Нет жилища такого, чтобы смочь вместить его, и кто в сердце его проникнет. Радость для чад своих, он укрепил поколения. На юге ему воздают почитание. Стойки законы его на севере. Слезы всех глаз он испил. Глядит, чтоб росло изобилие.

Вечер и полдень он создал, означил их лик. Он дает всем трудам воплотиться, всем начертаньям божественных слов, всем молитвенным чаяниям.

Гнев его страшен. Гнев его – бедствие. Тоскуют тогда о воде. Фиваида и Дельта в томлении. Нет одежд, чтоб одеться, нет ни на ком украшений, божеский цикл не свершается.

Но когда ты ответил приливом – все в благовонии. Установитель порядка, люди тебя умоляют словами ласкательными, чтобы ты им ответил разливом.

Песнь для тебя заиграли на арфе, ты руками воспет. Своих ты возрадовал, труды усладил. Воссияние, Щит защищающий, ты живишь все сердца, возлюбил размножение.

О, разлитие Нила, тебе приношенья приносят, тебе закала-ют быков, тебя восславляют в хвалениях, принесли тебе в жертву птиц, зажгли тебе в жертву огонь, ты, чье имя сокрыто на небе, кто не может быть явлен ни в каком начертании.

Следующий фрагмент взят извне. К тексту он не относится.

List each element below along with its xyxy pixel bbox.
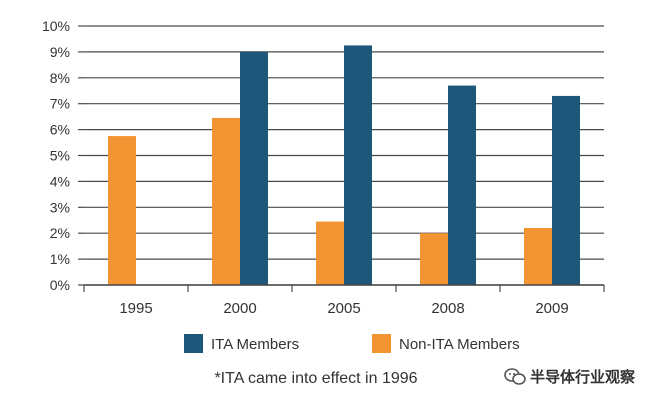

Пред тобой ликованьем объяты существа человеческие. Боги со страхом чтут бога. Восстань, о, Нил, и дай тебя услышать! Восстань, о, Нил, восстань, о Нил, восстань, о, Нил, и дай тебя услышать!»

Солнечное единобожие

Он, чьих имен – не счесть.

Из Египетского гимна

Не покинь меня, Бог Златолитый.

Из Египетского гимна

Когда зажигаешь малую свечу восковую, на лицо твое падает свет, и лицо твое становится просветленным. В малом сиянии малого света можешь душой своей пропеть великие хвалы Миру. Так можно ли их не петь, когда загорается тот великий Светильник, который жители Нильской долины назвали Лампадой живою, исходящей из океана Небес.

Говоря о Солнце, становишься певучим и светлым. Первая ласка его скользнет по верхушкам деревьев, охваченных ночною сыростью, чуть-чуть скользнет, еще отдаленным намеком, по зябкому горлу дремотной птицы, – и вот дрогнула преграда между ночью и днем, разбилась в звонком клике птичьего горла, зазвенели переклички между ветвей, в миллионный раз живым существам хочется петь Гимн Солнцу.

В какую страну ни пойди, услышишь хвалы Солнцу, уловишь любовь к нему и в народной поговорке, и в цветистом слове поэта, и в точной формуле мыслителя. В нескончаемом многообразии формул и хвалений увидишь, как могут многоименность и многоликость совмещаться в единстве и сводиться к одному.